If you want to work with VyPR (for normal Python programs or web services), or encounter any problems with VyPR, please contact us.

Start by pulling our setup script and running it from your service's root directory.

curl -L http://cern.ch/vypr/setup -o setup
chmod +x setup
./setup

This will pull VyPR, its server and its analysis library, create the server's virtual environment, install dependencies and create the server's database.

Set up VyPR's Server

To run the server, open a new terminal (tmux is useful here), navigate to VyPRServer/ and launch the virtual environment with source venv/bin/activate, then run

python run_service.py

This will start VyPR's server on port 8080, unless you specify a different port with the --port argument.

Setup configuration files

We'll start with the query file. The first time, pull our sample query file at http://cern.ch/vypr/VyPR_queries.py. This assumes that you have a function paths_branching_test in the module routes, in the package app. You probably don't have this, so follow the instructions at http://cern.ch/vypr/writing-queries.html to write your own queries.

We'll now create the VyPR configuration file. Again, a sample file can be pulled from http://cern.ch/vypr/vypr.config. Here, we tell VyPR that it should use the verdict server running at http://localhost:8080 and that it should turn its explanation mode on. Explanation mode currently means VyPR will add path recording instruments to enable path analysis once some results have been stored.

Add VyPR to your service

Assuming you're using Flask, to add VyPR to monitored service you should add the lines

app = Flask(...)
...
from VyPR import Monitor
vypr = Monitor()
vypr.initialise(app)

Here, we import VyPR's monitoring mechanism, instantiate it, then initialise it over your Flask application. Initialisation includes adding special end-points to your service to control VyPR, and also adding before_request and teardown_request hooks to manage VyPR's monitoring thread.

Instrument your service

Instrumentation adds the necessary instructions to your service that will interact with VyPR at runtime, allowing it to monitor for your queries without having to check every piece of information your program gives.

From the root directory of your service, run

python VyPR/instrument.py

This will take your queries and instrument the service accordingly.

Run your service

With instrumentation performed and VyPR added to your service's code, you can run your service as normal and VyPR will work behind the scenes! The next step is analysing the data you get, for which we have built VyPR Analysis.

Running a sample analysis

We provide a simple analysis script that you can pull from http://cern.ch/vypr/sample_analysis.py to the root directory of your project (this is where the analysis library is).
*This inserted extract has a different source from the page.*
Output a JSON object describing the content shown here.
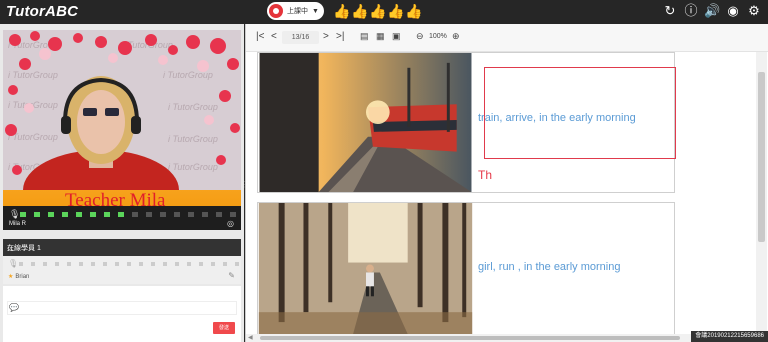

This is a simple script that shows some of the basic functions provided by the analysis library to explore results of your queries. We provide some explanation of it in Part 1 of our examples.

For a more complex example of using the analysis library, take a look at Part 2. It was originally created to reproduce some of the results obtained when applying VyPR at the CMS Experiment and shows how to use the methods in the analysis library for comparing different paths taken through a program and visualising this comparison.